SouthTrust Bank, N.A.
- Formerly: First National Bank of George West
- Industry: Banking
- Founded: 1934; 92 years ago in George West, Texas
- Number of locations: 8 branches (2025)
- Total assets: US$557,000,000(2025)
- Parent: Live Oak Bancshares
- Website: www.southtrust.com

= SouthTrust Bank =

Community bank in Texas, United States

SouthTrust Bank, N. A. is a community bank founded in George West, Texas, in 1934. The bank has eight branches and over $550 million in assets (as of June 30, 2025). Originally known as First National Bank of George West, the bank rebranded in 2013 to SouthTrust Bank after acquiring the trademark rights to the name from Wells Fargo. The bank is a subsidiary of Live Oak Bancshares, a privately-held, one-bank holding company.

Branches are located in Channelview, Ft. Bend County, Floresville, George West, Houston, Pleasanton, San Antonio, and Three Rivers, Texas.
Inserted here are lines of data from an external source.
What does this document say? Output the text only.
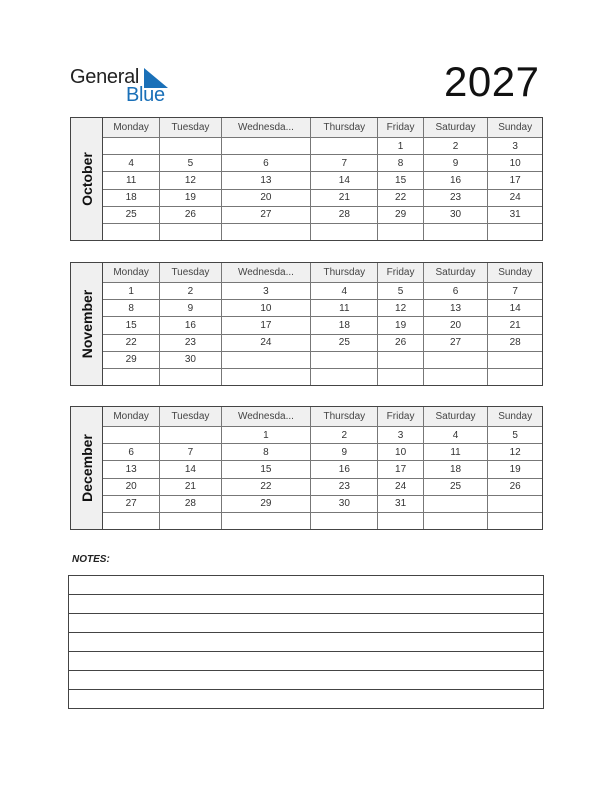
General
Blue	2027
October
Monday	Tuesday	Wednesda...	Thursday	Friday	Saturday	Sunday
				1	2	3
4	5	6	7	8	9	10
11	12	13	14	15	16	17
18	19	20	21	22	23	24
25	26	27	28	29	30	31

November
Monday	Tuesday	Wednesda...	Thursday	Friday	Saturday	Sunday
1	2	3	4	5	6	7
8	9	10	11	12	13	14
15	16	17	18	19	20	21
22	23	24	25	26	27	28
29	30					

December
Monday	Tuesday	Wednesda...	Thursday	Friday	Saturday	Sunday
		1	2	3	4	5
6	7	8	9	10	11	12
13	14	15	16	17	18	19
20	21	22	23	24	25	26
27	28	29	30	31		

NOTES:
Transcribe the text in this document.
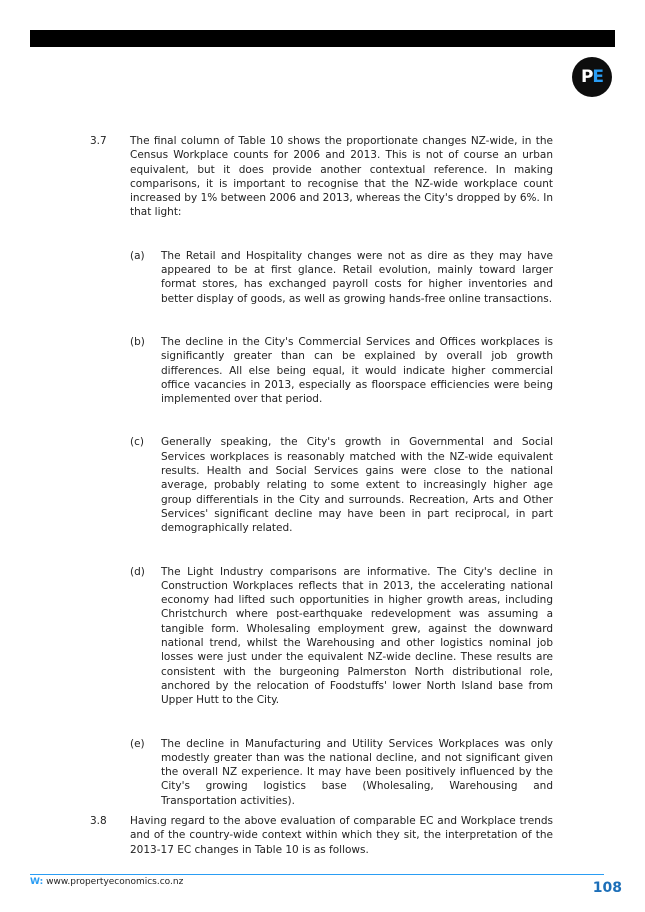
PE
3.7	The final column of Table 10 shows the proportionate changes NZ-wide, in the Census Workplace counts for 2006 and 2013. This is not of course an urban equivalent, but it does provide another contextual reference. In making comparisons, it is important to recognise that the NZ-wide workplace count increased by 1% between 2006 and 2013, whereas the City's dropped by 6%. In that light:
(a)	The Retail and Hospitality changes were not as dire as they may have appeared to be at first glance. Retail evolution, mainly toward larger format stores, has exchanged payroll costs for higher inventories and better display of goods, as well as growing hands-free online transactions.
(b)	The decline in the City's Commercial Services and Offices workplaces is significantly greater than can be explained by overall job growth differences. All else being equal, it would indicate higher commercial office vacancies in 2013, especially as floorspace efficiencies were being implemented over that period.
(c)	Generally speaking, the City's growth in Governmental and Social Services workplaces is reasonably matched with the NZ-wide equivalent results. Health and Social Services gains were close to the national average, probably relating to some extent to increasingly higher age group differentials in the City and surrounds. Recreation, Arts and Other Services' significant decline may have been in part reciprocal, in part demographically related.
(d)	The Light Industry comparisons are informative. The City's decline in Construction Workplaces reflects that in 2013, the accelerating national economy had lifted such opportunities in higher growth areas, including Christchurch where post-earthquake redevelopment was assuming a tangible form. Wholesaling employment grew, against the downward national trend, whilst the Warehousing and other logistics nominal job losses were just under the equivalent NZ-wide decline. These results are consistent with the burgeoning Palmerston North distributional role, anchored by the relocation of Foodstuffs' lower North Island base from Upper Hutt to the City.
(e)	The decline in Manufacturing and Utility Services Workplaces was only modestly greater than was the national decline, and not significant given the overall NZ experience. It may have been positively influenced by the City's growing logistics base (Wholesaling, Warehousing and Transportation activities).
3.8	Having regard to the above evaluation of comparable EC and Workplace trends and of the country-wide context within which they sit, the interpretation of the 2013-17 EC changes in Table 10 is as follows.
W: www.propertyeconomics.co.nz	108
The bank offers a wide range of banking products and services to consumer and business customers throughout the markets it serves.
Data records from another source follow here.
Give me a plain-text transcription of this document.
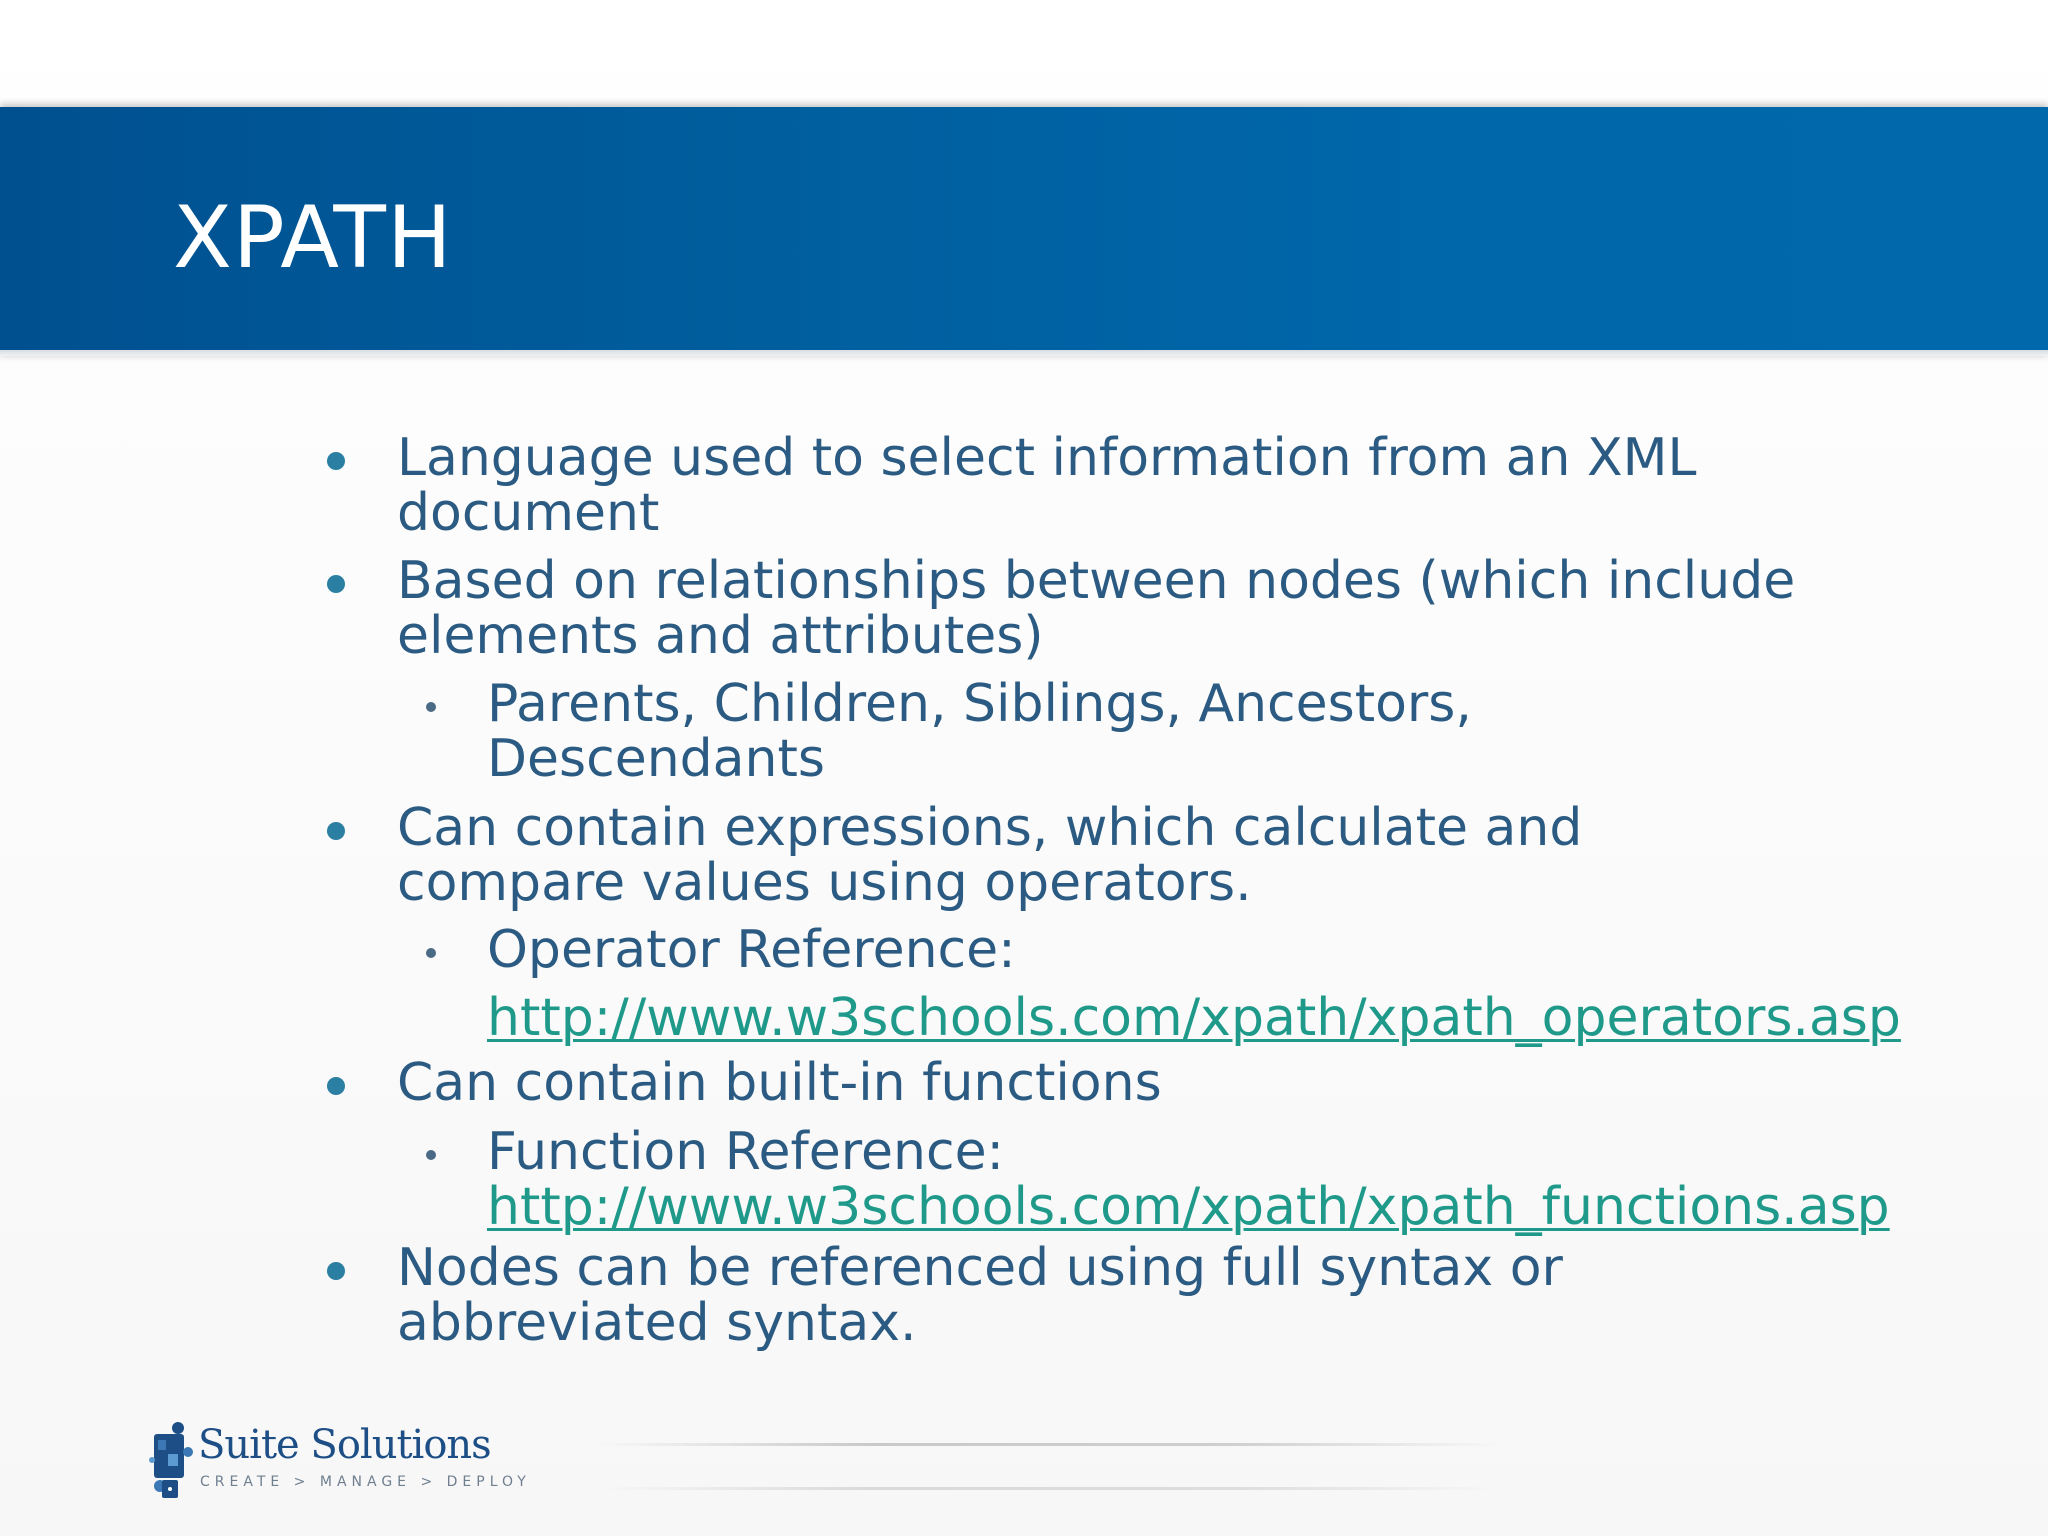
XPATH

Language used to select information from an XML
document

Based on relationships between nodes (which include
elements and attributes)

Parents, Children, Siblings, Ancestors,
Descendants

Can contain expressions, which calculate and
compare values using operators.

Operator Reference:

http://www.w3schools.com/xpath/xpath_operators.asp

Can contain built-in functions

Function Reference:
http://www.w3schools.com/xpath/xpath_functions.asp

Nodes can be referenced using full syntax or
abbreviated syntax.

Suite Solutions
CREATE > MANAGE > DEPLOY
Bank board of directors members include:

- Stuart Saunders – Chairman of the Board, SouthTrust Bank; Mission-Heights, LLC
- David Dominy – Managing director, JLL Valuation Advisory
- Edward Griffin – CEO, Griffin Partners
- Steve Jackson – President & CEO, SouthTrust Bank
- Mark Katzfey – Katzfey Ranches
- Mike Laux – Oil and gas consulting, retired
- James Pawlik – Ranching; President Pawlik Supply
- David West – CTX Restaurants, Inc.